First, execute the order
B in the command line interface, enter arp -a and press enter.
C, first look at the mac data of your current gateway ip, such as10.16.0.1mac is 00-00-00-00 (confirm whether it is your own gateway mac, if not, it may be attacked by arp), and write down this fake MAC address.
2. Execute the packet capture software for about 30 seconds, and check the captured packets. The mac address with the highest frequency appears in the ARP message. If there is a mac registered as a network, it is believed to be fast to calculate which one.
3. If you are not afraid of trouble, the computers in the network will be patched to limit the function of sending arp packets or enable the user login mode of pppoe network. For some service IPS with large internal data transmission, you can specify a smaller subnet and let them adopt direct routing.
There are ARP viruses in the unit LAN, and there are hundreds of machines. How to find and kill the solution?
Hello! The common processing methods of ARP virus in LAN are as follows:
1. Check whether ARP virus is infected.

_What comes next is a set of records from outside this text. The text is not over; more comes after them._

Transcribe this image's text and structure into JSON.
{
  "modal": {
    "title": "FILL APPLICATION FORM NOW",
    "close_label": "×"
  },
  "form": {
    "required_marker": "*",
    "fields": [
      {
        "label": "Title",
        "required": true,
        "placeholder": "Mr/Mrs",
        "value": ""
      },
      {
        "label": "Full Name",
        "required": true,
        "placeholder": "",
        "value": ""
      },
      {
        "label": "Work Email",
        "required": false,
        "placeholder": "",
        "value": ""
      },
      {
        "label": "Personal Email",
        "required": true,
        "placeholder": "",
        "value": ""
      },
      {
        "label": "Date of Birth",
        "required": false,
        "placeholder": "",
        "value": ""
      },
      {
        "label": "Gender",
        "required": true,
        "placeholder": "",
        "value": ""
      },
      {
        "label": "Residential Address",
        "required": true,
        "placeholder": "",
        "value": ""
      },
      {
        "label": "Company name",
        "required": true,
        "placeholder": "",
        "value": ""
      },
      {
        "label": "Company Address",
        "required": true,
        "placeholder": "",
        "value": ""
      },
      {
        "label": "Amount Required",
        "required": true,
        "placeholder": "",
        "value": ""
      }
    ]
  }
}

Symptoms of ARP virus: Internet access is intermittent, and access to neighbors on the network is intermittent, so it is impossible to copy files, which leads to errors; With the rapid increase of ARP packets in LAN, when using ARP to query, you will find that the MAC address is abnormal, or the MAC address corresponds incorrectly, and there will be cases where one MAC address corresponds to multiple IPS.
2. Clear the ARP virus in the LAN. Please refer to: feiying.blog.5 1cto. /230250/428 12.
3. Preventive measures
A. Upgrade the client's operating system and apply patches in time;
Install and update antivirus software.
C if the network is small, try to specify the IP settings manually instead of using DHCP to assign IP addresses.
D. If the switch supports it, bind the MAC address and IP address on the switch (this is not a good idea).
- Related articles
- Monopoly policy slogan
- The original text of Robinson Crusoe
- How to write a slogan with the theme of keeping whole grains healthy?
- What cushion does the car use to keep warm in winter?
- The slogan of the meeting
- Five volunteer service activity plans
- How to introduce isolated breeding for breeding pigs?
- What do Russians like most?
- Beautiful place names
- What are the benefits of offshore trading?